Bu mübarek zatın lakab-ı şeriflerinden
biri "Atîk"tir. Bunun sebebi şu idi. Hazret-i Fahr-i âlem
"sallallahü teâlâ aleyhi ve sellem" mübârek yüzlerine nazar edip,
"Bu, Cehennem ateşinden atîktir" buyurdular. Yani, Allahü
teâlânın nârından [ateşinden] azatlı kuludur, dediler.
Hazret-i Ali, "Sıddık adı gökten
inmiştir" diye yemin etmiştir. (Doğruyu (Kur’ânı) getiren (Peygamber
aleyhisselam) ve onu tasdik eden (müminler) ise, işte
bunlar takva sahibi kimselerdir.) [Zümer suresi, 33. âyet-i kerimesi
meali.] Hazret-i Ali buyurdu ki: "Sıdk ile gelen kimse Muhammed
aleyhisselam ve onu tasdik eden, Ebu Bekr-i Sıddıktır." (Menâkıb-ı
Çihâr Yâr-i Güzîn)
Hazret-i Ebû Bekir, çok merhametliydi. Müslüman
olunca, hemen çok sevdiği arkadaşlarına gitti. Onların da, iman etmelerini
istiyordu. Çünkü o, yüksek yaratılışlıydı. Hiçbir arkadaşının, hiçbir
akrabasının hatta hiçbir kimsenin yanmasını istemiyordu. Çünkü ateş çok
çetindi...
***
Bir gün Resûlullah efendimiz, Eshâbı ile mescidde
otururken, Cebrâil aleyhisselâm geldi. Resûl-i Ekrem'e, "Hazreti
Ebû Bekir'in bir saat ibâdeti yetmiş yıllık ibâdet yerini tutar" dedi.
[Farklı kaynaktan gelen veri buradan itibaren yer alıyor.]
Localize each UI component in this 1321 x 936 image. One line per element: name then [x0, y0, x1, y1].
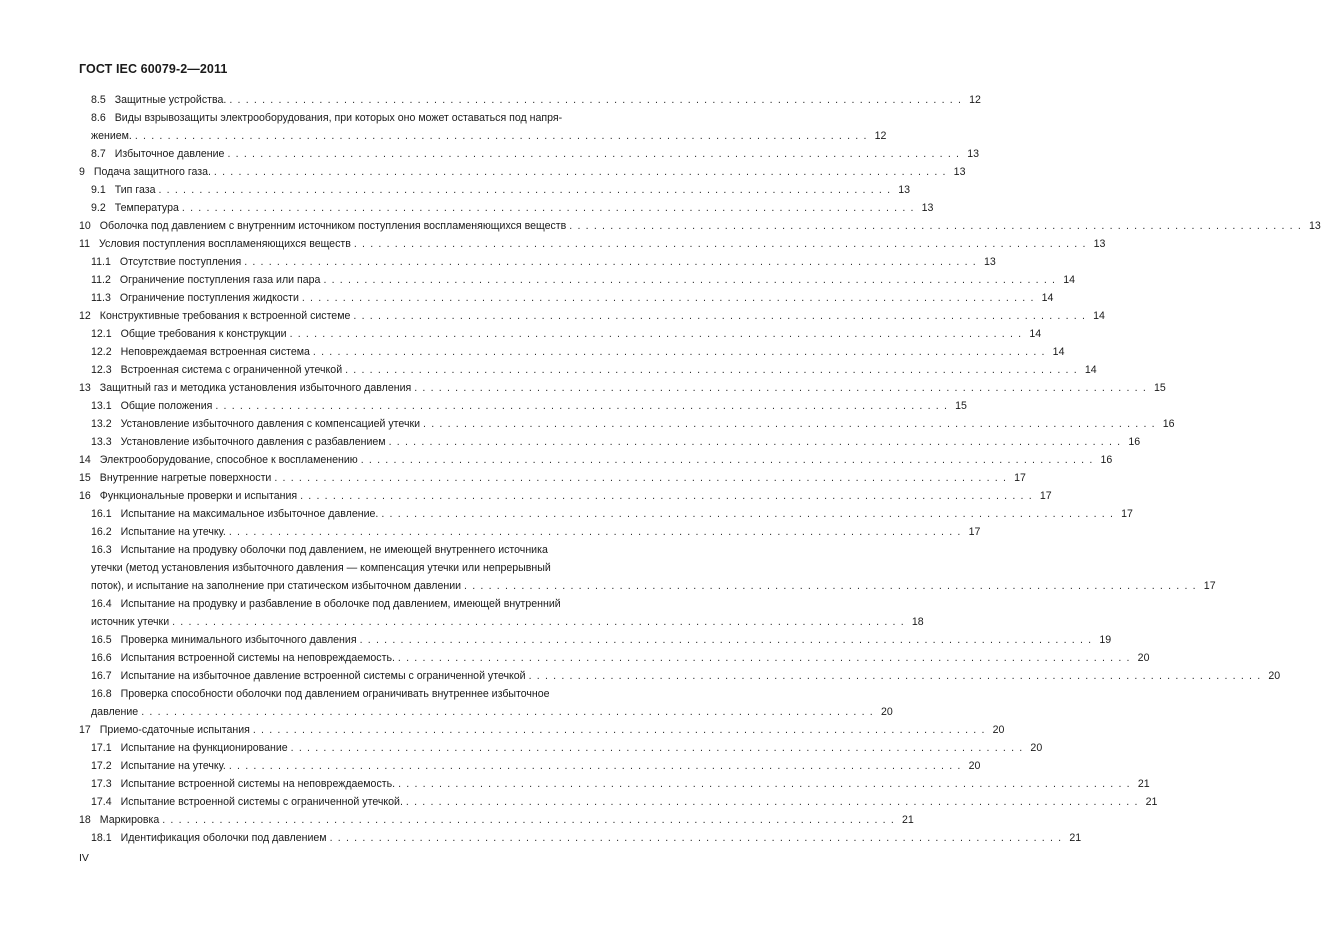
toc-entry-title: Тип газа	[114, 184, 156, 196]
toc-entry-title: Проверка способности оболочки под давлением ограничивать внутреннее избыточное	[120, 688, 550, 700]
toc-entry-number: 17.3	[91, 778, 112, 790]
toc-entry-title: Функциональные проверки и испытания	[99, 490, 298, 502]
dot-leader	[212, 397, 947, 415]
toc-entry-page: 14	[1052, 346, 1065, 358]
toc-entry-page: 12	[874, 130, 887, 142]
toc-entry-title: Оболочка под давлением с внутренним источником поступления воспламеняющихся веществ	[99, 220, 567, 232]
dot-leader	[351, 235, 1086, 253]
document-header: ГОСТ IEC 60079-2—2011	[79, 62, 228, 76]
toc-entry-title: Установление избыточного давления с компенсацией утечки	[120, 418, 421, 430]
dot-leader	[403, 793, 1138, 811]
dot-leader	[159, 811, 894, 829]
toc-entry-title: Испытание на продувку и разбавление в оболочке под давлением, имеющей внутренний	[120, 598, 561, 610]
dot-leader	[138, 703, 873, 721]
toc-entry[interactable]	[91, 199, 934, 217]
toc-entry-number: 11.1	[91, 256, 111, 268]
toc-entry[interactable]	[79, 811, 914, 829]
toc-entry-number: 12	[79, 310, 91, 322]
dot-leader	[411, 379, 1146, 397]
toc-entry-number: 17.1	[91, 742, 112, 754]
toc-entry-page: 17	[968, 526, 981, 538]
toc-entry-number: 16.7	[91, 670, 112, 682]
toc-entry[interactable]	[91, 595, 924, 631]
dot-leader	[241, 253, 976, 271]
dot-leader	[226, 91, 961, 109]
toc-entry-number: 17.2	[91, 760, 112, 772]
dot-leader	[179, 199, 914, 217]
toc-entry-number: 16.8	[91, 688, 112, 700]
toc-entry[interactable]	[91, 757, 981, 775]
dot-leader	[350, 307, 1085, 325]
toc-entry-title: Конструктивные требования к встроенной системе	[99, 310, 351, 322]
toc-entry-page: 13	[1093, 238, 1106, 250]
toc-entry[interactable]	[91, 433, 1141, 451]
toc-entry-title: жением.	[91, 130, 132, 142]
toc-entry-title: Отсутствие поступления	[119, 256, 242, 268]
toc-entry-title: Маркировка	[99, 814, 160, 826]
toc-entry-page: 15	[1153, 382, 1166, 394]
toc-entry-page: 17	[1203, 580, 1216, 592]
toc-entry[interactable]	[91, 271, 1075, 289]
toc-entry-title: Испытание на утечку.	[120, 526, 226, 538]
toc-entry[interactable]	[79, 379, 1166, 397]
toc-entry-number: 16.4	[91, 598, 112, 610]
toc-entry-page: 20	[968, 760, 981, 772]
toc-entry-title: Испытания встроенной системы на неповреждаемость.	[120, 652, 395, 664]
toc-entry-page: 19	[1099, 634, 1112, 646]
toc-entry-number: 17.4	[91, 796, 112, 808]
toc-entry[interactable]	[91, 343, 1065, 361]
toc-entry-title: Испытание встроенной системы с ограниченной утечкой.	[120, 796, 403, 808]
toc-entry[interactable]	[91, 397, 967, 415]
toc-entry-number: 16.5	[91, 634, 112, 646]
toc-entry-page: 17	[1121, 508, 1133, 520]
dot-leader	[386, 433, 1121, 451]
toc-entry-title: Испытание на продувку оболочки под давлением, не имеющей внутреннего источника	[120, 544, 548, 556]
toc-entry[interactable]	[91, 325, 1042, 343]
toc-entry-number: 12.1	[91, 328, 112, 340]
toc-entry-title: Испытание на максимальное избыточное давление.	[120, 508, 379, 520]
dot-leader	[461, 577, 1196, 595]
toc-entry-title: Приемо-сдаточные испытания	[99, 724, 250, 736]
dot-leader	[226, 523, 961, 541]
toc-entry-title: Общие положения	[120, 400, 213, 412]
toc-entry-page: 14	[1084, 364, 1097, 376]
dot-leader	[226, 757, 961, 775]
toc-entry-title: Установление избыточного давления с разбавлением	[120, 436, 386, 448]
toc-entry[interactable]	[79, 235, 1106, 253]
toc-entry-number: 13.1	[91, 400, 112, 412]
toc-entry-page: 16	[1128, 436, 1141, 448]
toc-entry-number: 9.2	[91, 202, 106, 214]
dot-leader	[342, 361, 1077, 379]
toc-entry-title: Виды взрывозащиты электрооборудования, при которых оно может оставаться под напря-	[114, 112, 563, 124]
toc-entry-title: Испытание на избыточное давление встроенной системы с ограниченной утечкой	[120, 670, 526, 682]
dot-leader	[566, 217, 1301, 235]
toc-entry-page: 16	[1162, 418, 1175, 430]
toc-entry-page: 20	[880, 706, 893, 718]
page-number: IV	[79, 852, 89, 864]
toc-entry-title: Внутренние нагретые поверхности	[99, 472, 272, 484]
toc-entry[interactable]	[91, 775, 1150, 793]
toc-entry-number: 17	[79, 724, 91, 736]
toc-entry-page: 13	[983, 256, 996, 268]
toc-entry-number: 10	[79, 220, 91, 232]
toc-entry-number: 18.1	[91, 832, 112, 844]
dot-leader	[271, 469, 1006, 487]
toc-entry-number: 16.1	[91, 508, 112, 520]
dot-leader	[299, 289, 1034, 307]
toc-entry-number: 15	[79, 472, 91, 484]
toc-entry-number: 8.6	[91, 112, 106, 124]
toc-entry-page: 13	[898, 184, 911, 196]
toc-entry-title: источник утечки	[91, 616, 170, 628]
toc-entry-number: 16.2	[91, 526, 112, 538]
toc-entry-page: 16	[1100, 454, 1113, 466]
toc-entry-title: поток), и испытание на заполнение при статическом избыточном давлении	[91, 580, 462, 592]
toc-entry[interactable]	[91, 649, 1150, 667]
toc-entry-title: давление	[91, 706, 139, 718]
dot-leader	[169, 613, 904, 631]
toc-entry-number: 9	[79, 166, 85, 178]
dot-leader	[357, 631, 1092, 649]
toc-entry-page: 17	[1039, 490, 1052, 502]
dot-leader	[420, 415, 1155, 433]
toc-entry-page: 14	[1029, 328, 1042, 340]
dot-leader	[297, 487, 1032, 505]
toc-entry-page: 20	[1268, 670, 1281, 682]
toc-entry-title: Условия поступления воспламеняющихся веществ	[99, 238, 351, 250]
dot-leader	[327, 829, 1062, 847]
toc-entry[interactable]	[91, 505, 1133, 523]
toc-entry-number: 8.5	[91, 94, 106, 106]
dot-leader	[378, 505, 1113, 523]
toc-entry[interactable]	[91, 541, 1216, 595]
dot-leader	[211, 163, 946, 181]
toc-entry-page: 15	[955, 400, 967, 412]
toc-entry-number: 11.2	[91, 274, 111, 286]
toc-entry-number: 12.3	[91, 364, 112, 376]
toc-entry-number: 13	[79, 382, 91, 394]
toc-entry-number: 13.2	[91, 418, 112, 430]
toc-entry-number: 11.3	[91, 292, 111, 304]
toc-entry-title: Проверка минимального избыточного давления	[120, 634, 357, 646]
toc-entry[interactable]	[79, 451, 1113, 469]
toc-entry[interactable]	[79, 469, 1026, 487]
dot-leader	[156, 181, 891, 199]
dot-leader	[288, 739, 1023, 757]
toc-entry-title: Ограничение поступления жидкости	[119, 292, 299, 304]
toc-entry[interactable]	[91, 361, 1097, 379]
toc-entry-title: Ограничение поступления газа или пара	[119, 274, 321, 286]
toc-entry-page: 21	[902, 814, 914, 826]
toc-entry-page: 21	[1145, 796, 1158, 808]
toc-entry-number: 18	[79, 814, 91, 826]
toc-entry[interactable]	[91, 181, 911, 199]
toc-entry[interactable]	[79, 307, 1105, 325]
toc-entry-title: Идентификация оболочки под давлением	[120, 832, 327, 844]
dot-leader	[395, 775, 1130, 793]
toc-entry-title: Защитные устройства.	[114, 94, 227, 106]
toc-entry[interactable]	[91, 289, 1054, 307]
toc-entry[interactable]	[91, 829, 1082, 847]
toc-entry-title: утечки (метод установления избыточного давления — компенсация утечки или непрерывный	[91, 562, 551, 574]
toc-entry-title: Общие требования к конструкции	[120, 328, 287, 340]
toc-entry[interactable]	[79, 217, 1321, 235]
toc-entry-page: 18	[911, 616, 924, 628]
dot-leader	[320, 271, 1055, 289]
dot-leader	[526, 667, 1261, 685]
toc-entry-page: 20	[992, 724, 1005, 736]
dot-leader	[287, 325, 1022, 343]
toc-entry-page: 17	[1014, 472, 1026, 484]
toc-entry[interactable]	[91, 109, 887, 145]
dot-leader	[310, 343, 1045, 361]
toc-entry[interactable]	[91, 667, 1281, 685]
toc-entry-page: 14	[1063, 274, 1075, 286]
toc-entry[interactable]	[91, 253, 996, 271]
dot-leader	[224, 145, 959, 163]
toc-entry-page: 20	[1030, 742, 1043, 754]
toc-entry-title: Электрооборудование, способное к воспламенению	[99, 454, 358, 466]
toc-entry[interactable]	[79, 721, 1005, 739]
toc-entry-page: 13	[921, 202, 934, 214]
toc-entry-page: 14	[1041, 292, 1054, 304]
toc-entry[interactable]	[91, 523, 981, 541]
toc-entry-title: Температура	[114, 202, 179, 214]
toc-entry-title: Встроенная система с ограниченной утечкой	[120, 364, 343, 376]
toc-entry-title: Подача защитного газа.	[93, 166, 211, 178]
dot-leader	[132, 127, 867, 145]
toc-entry-number: 8.7	[91, 148, 106, 160]
toc-entry-title: Неповреждаемая встроенная система	[120, 346, 310, 358]
dot-leader	[250, 721, 985, 739]
dot-leader	[358, 451, 1093, 469]
toc-entry-title: Испытание на функционирование	[120, 742, 288, 754]
toc-entry[interactable]	[91, 415, 1175, 433]
toc-entry-page: 13	[967, 148, 979, 160]
toc-entry[interactable]	[91, 685, 893, 721]
toc-entry-number: 12.2	[91, 346, 112, 358]
toc-entry-page: 21	[1137, 778, 1150, 790]
toc-entry[interactable]	[91, 793, 1158, 811]
toc-entry[interactable]	[91, 631, 1112, 649]
toc-entry-number: 16.3	[91, 544, 112, 556]
toc-entry-page: 21	[1069, 832, 1082, 844]
toc-entry-title: Защитный газ и методика установления избыточного давления	[99, 382, 412, 394]
toc-entry[interactable]	[79, 163, 966, 181]
toc-entry-title: Избыточное давление	[114, 148, 225, 160]
toc-entry-number: 14	[79, 454, 91, 466]
toc-entry-number: 16.6	[91, 652, 112, 664]
toc-entry-page: 13	[953, 166, 966, 178]
toc-entry-page: 13	[1309, 220, 1321, 232]
toc-entry-page: 20	[1137, 652, 1150, 664]
toc-entry-number: 9.1	[91, 184, 106, 196]
toc-entry-number: 13.3	[91, 436, 112, 448]
toc-entry-title: Испытание встроенной системы на неповреждаемость.	[120, 778, 396, 790]
toc-entry[interactable]	[91, 91, 981, 109]
toc-entry[interactable]	[91, 145, 979, 163]
toc-entry-number: 11	[79, 238, 90, 250]
toc-entry[interactable]	[79, 487, 1052, 505]
toc-entry-page: 12	[969, 94, 981, 106]
toc-entry[interactable]	[91, 739, 1043, 757]
toc-entry-title: Испытание на утечку.	[120, 760, 226, 772]
dot-leader	[395, 649, 1130, 667]
toc-entry-number: 16	[79, 490, 91, 502]
toc-entry-page: 14	[1093, 310, 1105, 322]
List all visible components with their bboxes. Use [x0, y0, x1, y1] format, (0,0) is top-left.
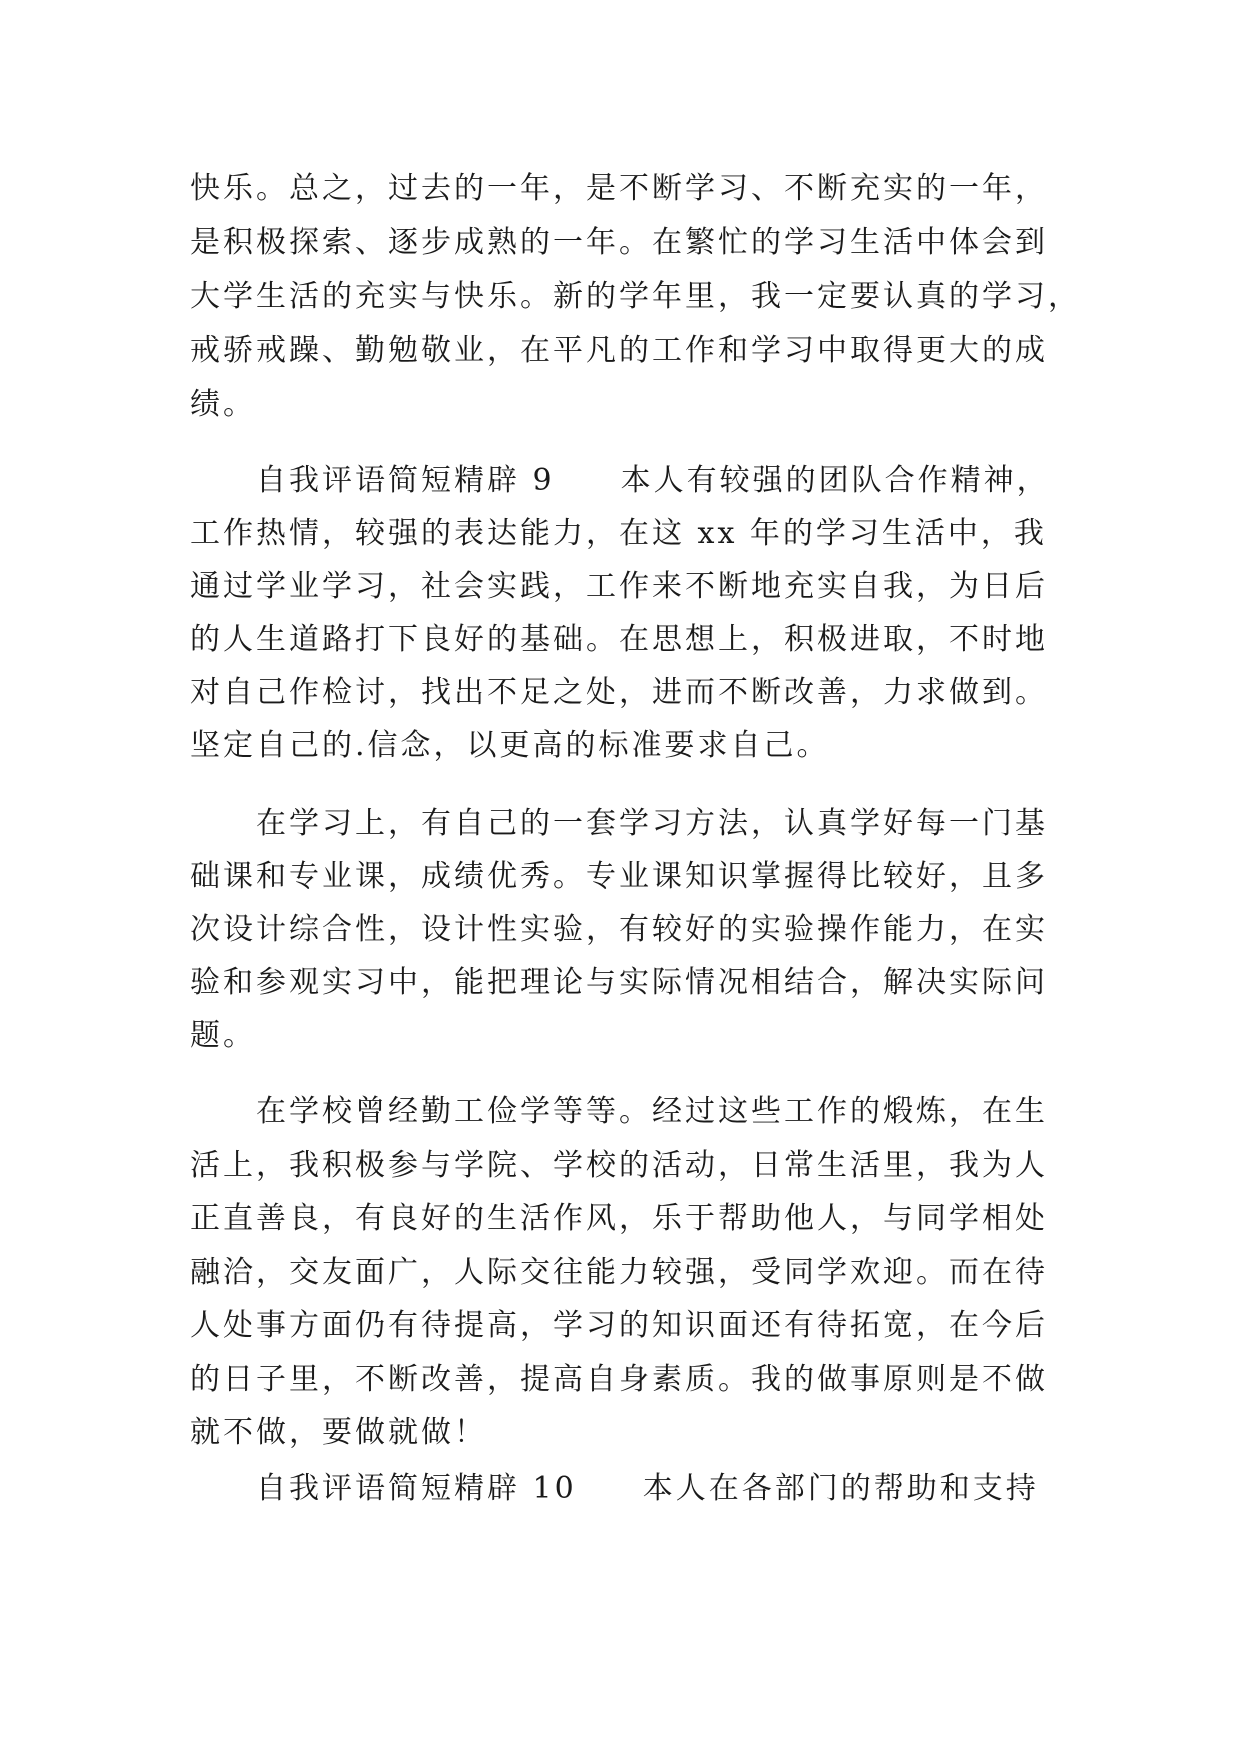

Resûl-i Ekrem, bir şey söylemeyip, Hazreti Bilâl'e,
Ebû Bekir'i çağırmasını emir buyurdu. Hazreti Ebû Bekir'e haber gidince, hemen
yola çıktı. Resûlullah onu karşılayıp, yanına oturttu. "Biraz önce
evde ne yapıyordun?" diye sordu. Şöyle cevap verdi:
"Biraz önce şöyle tefekkür eyledim yâ Resulallah:
Hak teâlâ Cenneti ve Cehennemi yarattı. Her ikisini de dolduracağını diledi
(takdir etti). Cenâb-ı Hak, vücudumu o kadar büyütsün, o kadar büyütsün ki
Cehennem benden başkasını almasın. Böylece hem Allahü teâlânın takdiri yerine
gelmiş, hem de bütün insanlar Cehennem korkusundan kurtulmuş olurlar!.."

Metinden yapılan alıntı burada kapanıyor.